Note: This post was originally published on The Kenyon Thrill and is the second in a series of reflections by President Sean Decatur on race, identity and the role of liberal arts institutions in exploring complex and controversial topics. Read the first installment here.
In light of media reports in recent days, several alumni, parents and other friends of the College have asked me a series of questions: “Why does the campus need a study group on whiteness?” “Can’t you and the campus move beyond obsessions with race and diversity?” I believe that the cursory stories in the media have it wrong, and I don’t think we can address the disconnect without serious examination of issues of race in the U.S. and how that influences life on campus.
The best way to answer these questions about the new whiteness discussion group at Kenyon may be to let folks inside my email inbox, or the voicemail box of my office. The past few days have been days of controversy for the College, pushing against the notion that inclusion and free expression are in opposition. As the leader of this institution I expect and welcome criticism of my decisions and leadership, even pointed criticism. The majority of letters that have come in have been thoughtful, focused on substantive concerns about the College. But in between those comes an occasional message like the one waiting for me this morning, with the subject line “Hey n*****.” Or the caller into the office who first identified that I am black, before threatening to tear down this College “brick by brick.” While these messages and others received around campus in the past two days likely come from outside the Kenyon community, they are vivid reminders that we are not as insulated from the world as we imagine.
Like many people of color, I have come to expect that there are those who will inevitably attempt to reduce us to our race, and at times in a transparently hateful way. In her brilliant essay “How It Feels to Be Colored Me,” Zora Neale Hurston penned the beautiful statement, “I feel most colored when I am thrown against a sharp white background.” We are kidding ourselves if we do not recognize that, for some members of our Kenyon community, that is a feeling of daily life; it may not always be on the top of one’s mind, but that feeling is there.

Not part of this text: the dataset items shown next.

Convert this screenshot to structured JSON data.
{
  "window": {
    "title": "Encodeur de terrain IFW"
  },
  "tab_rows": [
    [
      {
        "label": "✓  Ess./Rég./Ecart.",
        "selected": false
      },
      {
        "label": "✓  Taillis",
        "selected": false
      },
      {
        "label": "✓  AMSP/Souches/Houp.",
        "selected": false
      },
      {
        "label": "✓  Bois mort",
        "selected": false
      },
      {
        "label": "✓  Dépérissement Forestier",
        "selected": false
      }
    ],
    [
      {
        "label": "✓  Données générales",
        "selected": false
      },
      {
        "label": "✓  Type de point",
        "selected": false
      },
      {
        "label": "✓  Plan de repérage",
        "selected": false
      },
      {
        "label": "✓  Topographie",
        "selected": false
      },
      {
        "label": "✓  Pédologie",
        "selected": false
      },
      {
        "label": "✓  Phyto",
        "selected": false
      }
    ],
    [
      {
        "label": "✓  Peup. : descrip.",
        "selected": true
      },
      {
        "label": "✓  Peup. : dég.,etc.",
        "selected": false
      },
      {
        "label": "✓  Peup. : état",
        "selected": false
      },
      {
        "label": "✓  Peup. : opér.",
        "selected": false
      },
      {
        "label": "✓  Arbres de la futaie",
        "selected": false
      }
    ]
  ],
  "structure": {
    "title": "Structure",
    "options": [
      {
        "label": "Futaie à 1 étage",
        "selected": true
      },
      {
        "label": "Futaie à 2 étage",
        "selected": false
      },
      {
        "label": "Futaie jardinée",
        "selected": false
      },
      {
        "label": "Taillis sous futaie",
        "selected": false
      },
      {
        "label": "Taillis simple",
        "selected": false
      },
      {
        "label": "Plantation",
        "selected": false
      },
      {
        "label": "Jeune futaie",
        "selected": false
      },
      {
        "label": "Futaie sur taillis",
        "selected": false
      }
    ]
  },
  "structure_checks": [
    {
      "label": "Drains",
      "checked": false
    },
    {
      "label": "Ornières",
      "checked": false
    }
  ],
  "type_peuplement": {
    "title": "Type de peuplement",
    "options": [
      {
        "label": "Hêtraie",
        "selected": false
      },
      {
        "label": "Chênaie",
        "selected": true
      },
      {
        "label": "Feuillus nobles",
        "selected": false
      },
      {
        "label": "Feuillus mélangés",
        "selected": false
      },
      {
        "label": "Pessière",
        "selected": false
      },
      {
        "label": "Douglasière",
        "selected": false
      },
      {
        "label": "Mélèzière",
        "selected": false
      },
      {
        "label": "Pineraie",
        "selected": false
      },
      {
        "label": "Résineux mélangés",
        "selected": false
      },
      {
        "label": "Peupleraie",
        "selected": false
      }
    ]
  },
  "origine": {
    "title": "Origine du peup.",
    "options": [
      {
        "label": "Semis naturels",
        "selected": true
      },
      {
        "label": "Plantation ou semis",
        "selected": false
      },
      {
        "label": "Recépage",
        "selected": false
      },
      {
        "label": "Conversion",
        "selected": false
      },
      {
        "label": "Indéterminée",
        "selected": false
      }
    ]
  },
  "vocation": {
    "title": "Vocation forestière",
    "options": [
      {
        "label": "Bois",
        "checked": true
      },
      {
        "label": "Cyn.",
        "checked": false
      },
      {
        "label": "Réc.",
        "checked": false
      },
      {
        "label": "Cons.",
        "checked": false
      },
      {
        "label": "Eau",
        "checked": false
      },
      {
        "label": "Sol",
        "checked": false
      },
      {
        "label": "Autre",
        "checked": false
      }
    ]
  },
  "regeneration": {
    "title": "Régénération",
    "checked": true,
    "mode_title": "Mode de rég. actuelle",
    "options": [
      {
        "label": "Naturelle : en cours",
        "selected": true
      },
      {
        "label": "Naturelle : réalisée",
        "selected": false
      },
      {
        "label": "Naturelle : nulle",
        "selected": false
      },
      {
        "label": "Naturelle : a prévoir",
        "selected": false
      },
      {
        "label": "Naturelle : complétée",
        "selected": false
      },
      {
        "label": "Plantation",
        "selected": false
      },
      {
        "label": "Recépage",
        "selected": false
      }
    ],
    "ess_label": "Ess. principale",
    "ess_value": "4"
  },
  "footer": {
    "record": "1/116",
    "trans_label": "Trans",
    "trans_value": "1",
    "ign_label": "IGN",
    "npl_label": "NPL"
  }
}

To many white Americans, the concept of race is best described by the allegory made famous by David Foster Wallace’s Kenyon commencement address “This is Water.” To some in our community, the concept of race, or the concept of whiteness, is indeed the water — it goes unnoticed or unfelt. Indeed, that underscores the desire of some people, at Kenyon and elsewhere, to critically examine what it means to be white. The goal of the whiteness discussion group is not to make whites feel guilty, or to somehow subjugate or brainwash whites into submission. Nor is it to suppress free speech in the name of a politically correct orthodoxy. Rather, it is for white members of the community to do the work needed to begin to see the water. For those who say that this type of group or activity has no place in a liberal arts college, I respond that this is exactly the opposite: Rigorous examination of one’s place in the universe, working to gain new insight and understanding, these are precisely the types of activities that should happen at a college.

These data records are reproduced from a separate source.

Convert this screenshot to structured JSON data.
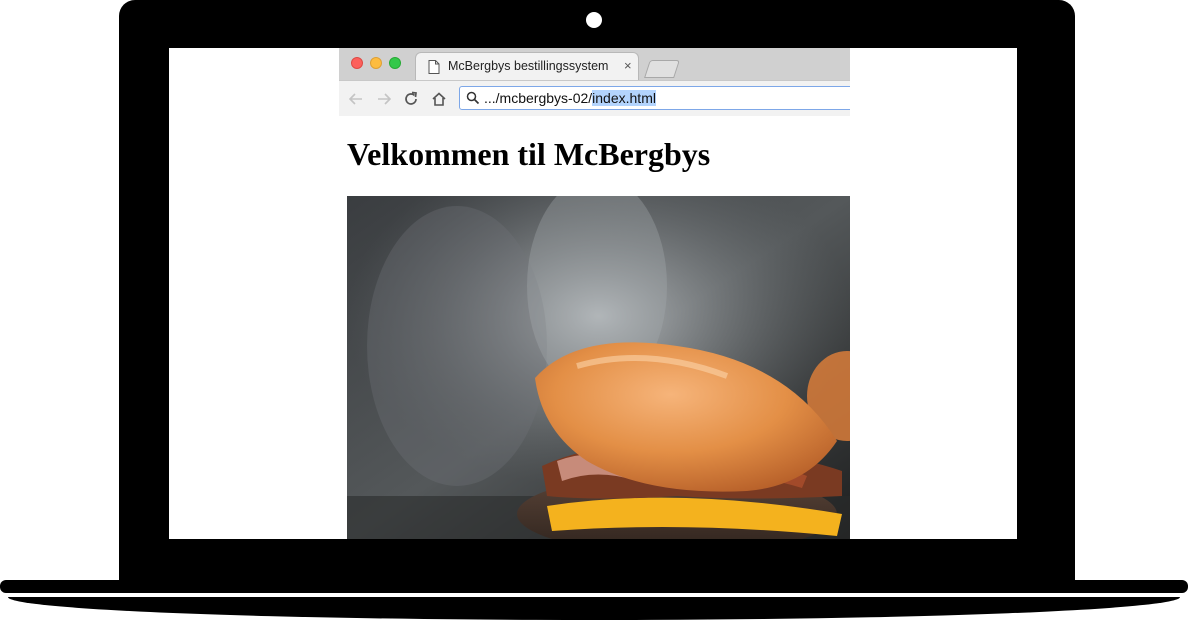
{
  "browser": {
    "tab_title": "McBergbys bestillingssystem",
    "tab_close": "×",
    "url_prefix": ".../mcbergbys-02/",
    "url_selected": "index.html",
    "icons": {
      "back": "arrow-left-icon",
      "forward": "arrow-right-icon",
      "reload": "reload-icon",
      "home": "home-icon",
      "search": "search-icon",
      "page": "page-icon"
    }
  },
  "page": {
    "heading": "Velkommen til McBergbys",
    "image": "burger-photo"
  },
  "colors": {
    "traffic_red": "#fc605c",
    "traffic_yellow": "#fdbc40",
    "traffic_green": "#34c84a",
    "url_selection": "#b3d4fd",
    "omnibox_focus": "#7da7e8"
  }
}
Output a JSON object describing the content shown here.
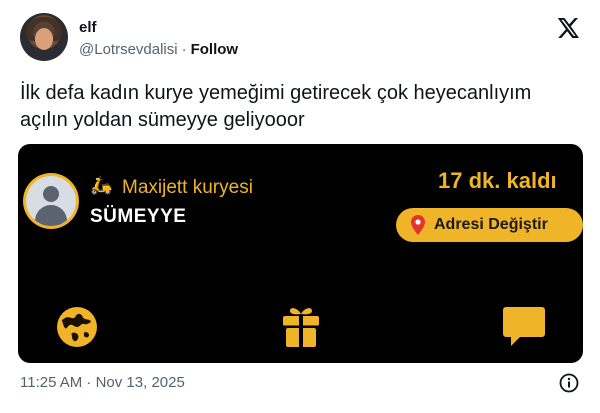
{
  "author": {
    "name": "elf",
    "handle": "@Lotrsevdalisi",
    "separator": "·",
    "follow_label": "Follow",
    "avatar_icon": "profile-photo"
  },
  "platform_icon": "x-logo-icon",
  "tweet": {
    "line1": "İlk defa kadın kurye yemeğimi getirecek çok heyecanlıyım",
    "line2": "açılın yoldan sümeyye geliyooor"
  },
  "card": {
    "courier_label": "Maxijett kuryesi",
    "courier_name": "SÜMEYYE",
    "scooter_glyph": "🛵",
    "eta": "17 dk. kaldı",
    "address_button_label": "Adresi Değiştir",
    "icons": [
      "globe-icon",
      "gift-icon",
      "chat-icon"
    ],
    "colors": {
      "accent": "#f0b429",
      "background": "#000000",
      "text": "#ffffff"
    }
  },
  "timestamp": "11:25 AM · Nov 13, 2025",
  "info_icon": "info-icon"
}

There is another section of Hurston’s essay that is worth a close read. She describes the moment when a white customer comes into an all-black jazz club and that person takes on the role of ethnographer (something that Hurston, herself an anthropologist, knew quite well). Here the challenge is that the “colored” in the group are expected to perform or explain their race. This is not inherently bad: we all learn from each other regularly, and indeed the purpose of bringing people from a range of backgrounds together on the same campus is that it greatly increases the opportunities to learn with and from people different than yourself. But this should not necessarily be the only way that whites learn about race.

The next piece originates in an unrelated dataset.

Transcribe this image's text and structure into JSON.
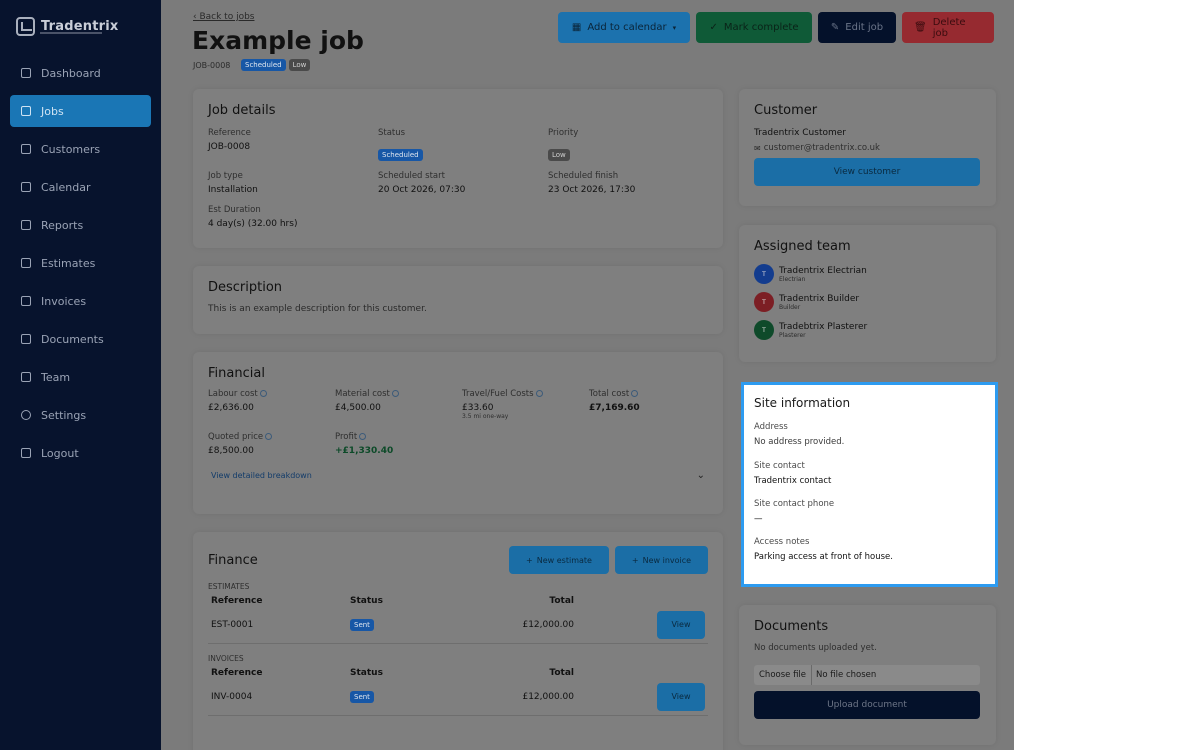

This is the point that has been most distorted and misinterpreted in media reports about the whiteness discussion group. The group is not some form of a gag order on whites from talking to people of color, as if in some sort of hazing ritual. Rather, the group asserts that relying on people of color to be the “experts” on topics of race can be intimidating to some whites and can result in silencing discussion as people become anxious about saying “the wrong thing,” something that may contradict or offend the “expert.” It also puts substantial pressure on the students of color, who often feel they are regularly burdened with the task of being an expert teacher or witness. Instead, this multiracial group of students and community members is making a commitment to develop their own insights and voices and to speak honestly in a setting where they will not be judged for contradicting or offending. In a cultural moment when discussions of race are often stifled and silenced, they are aiming to create a space for honest discourse on a difficult subject.
In that famous commencement speech, Wallace stated: “The point of the fish story is that the most obvious, important realities are the hardest to see and talk about.” I applaud the efforts that students, faculty and staff at Kenyon are making to make the water visible and take on the difficult topics.